One stayed in a southern-facing window.
The other went in an eastern-facing window.
They look better than they had, but neither still looks all that happy. Upon learning more about these plants and talking to my dad, it seems since they’re just babies they might benefit from more indirect light. They also need better humidity, as does that new prayer plant I mentioned – so I purchased some ‘humidity stones’ (which haven’t come yet) and moved them all to the same spot near, but not in, a southern window.
Now, I don’t want this setup to be permanent.
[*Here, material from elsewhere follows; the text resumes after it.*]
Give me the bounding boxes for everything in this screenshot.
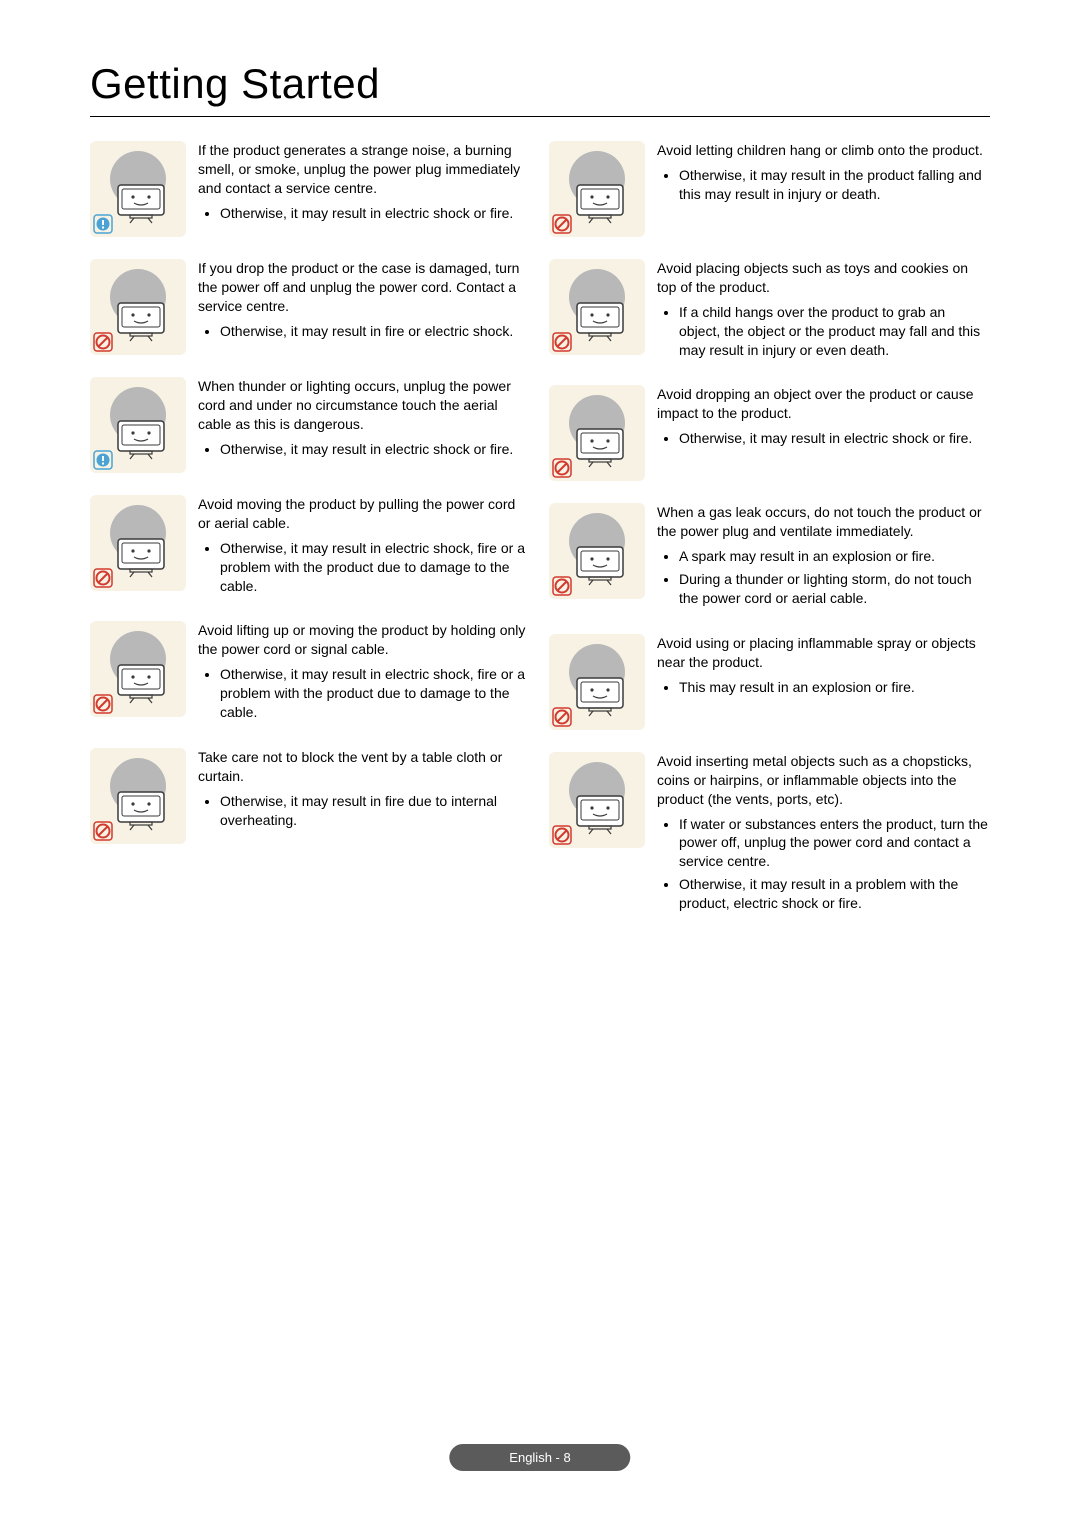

What I plan to do is let them be here for now with some gentler light and love, then when the humidity stones come separating them with the bloodleafs both in an eastern window with one of the stones, and the prayer plant where it is with the other stone. I like the aesthetics of that better, plus I don’t want to crowd this shelf because my cat likes to sit by the prayer plant. Thing is though, grouping plants can be good for them – we’ll see what the best move is.
Now, in somewhat unrelated news, you’ll notice my tiny basil propagate in that old Starbucks glass. I was worried at first because it looked droopy, but look at it’s root structure now!
I mean, okay, it makes sense. I’d be droopy too if someone pulled me off of the rest of my body and stuck me somewhere by myself. (As if.)
But seriously, I’m proud of this little dude.
Prayer Plant Factoids
- It’s called a ‘prayer plant’ because it’s leaves fold up at night, like praying hands! Good to know, because I thought it wasn’t doing well!
- They’re native to South America but are named after an Italian botanist.
- My prayer plant is specifically a ‘lemon lime prayer plant’.
- They like somewhat acidic soil, indirect light, regular room temperatures, and high humidity.
- They’re pretty sensitive to chemicals in the water. So, I’m going to start using distilled water for them and probably all of my plants, and I’m going to try to figure out a good way to collect rainwater.
Subsequently, I’d like to thank this commenter for commenting this on this video. I sure hope I do a good job with my prayer plant, but I have a thriving Calathea in my apartment so I trust I can care for a Maranta.
- Bloodleaf plants are also, like prayer plants, native to South America.
- They have lots of other common names besides bloodleaf, including chicken gizzard and beefsteak.
- They don’t need tons of sun and do well in warm, humid places. This makes me think I’m just going to move both of my little dudettes back to the bathroom to be with my Calathea.
I wasn’t sure if my bloodleaf is this exact species, as mine doesn’t have those characteristic purple-red leaves but rather has green leaves with purple-red veinage.
From reading it seems that there are a lot of varieties of herbstii though. I genuinely don’t know what mine is – I’m still seeking answers!
Chlorophyll’s empirical chemical formula is C55H72MgN4O5. That’s
- 55 carbon
- 72 hydrogen
- 4 nitrogen
- 5 oxygen
So yeah, not a small molecule by any sense!
Chlorophyll is the photosynthesis molecule. More scientifically, it’s a green pigment and is actually a name for more than one molecule – there are different kinds of chlorophyll with different chains of atoms on them.
Personally, I think the coolest thing about chlorophylls and other pigments is how the beautiful color they endow is intimately connected with something’s energy. When something is visible as a color it’s because the chemical make up of that something reflects that color of light. So green light isn’t absorbed by green leaves – it’s reflected. Red light is well absorbed by plant leaves, and so it’s actually the energy of red light that best helps plants make their own food inside themselves. That’s some impressive energy.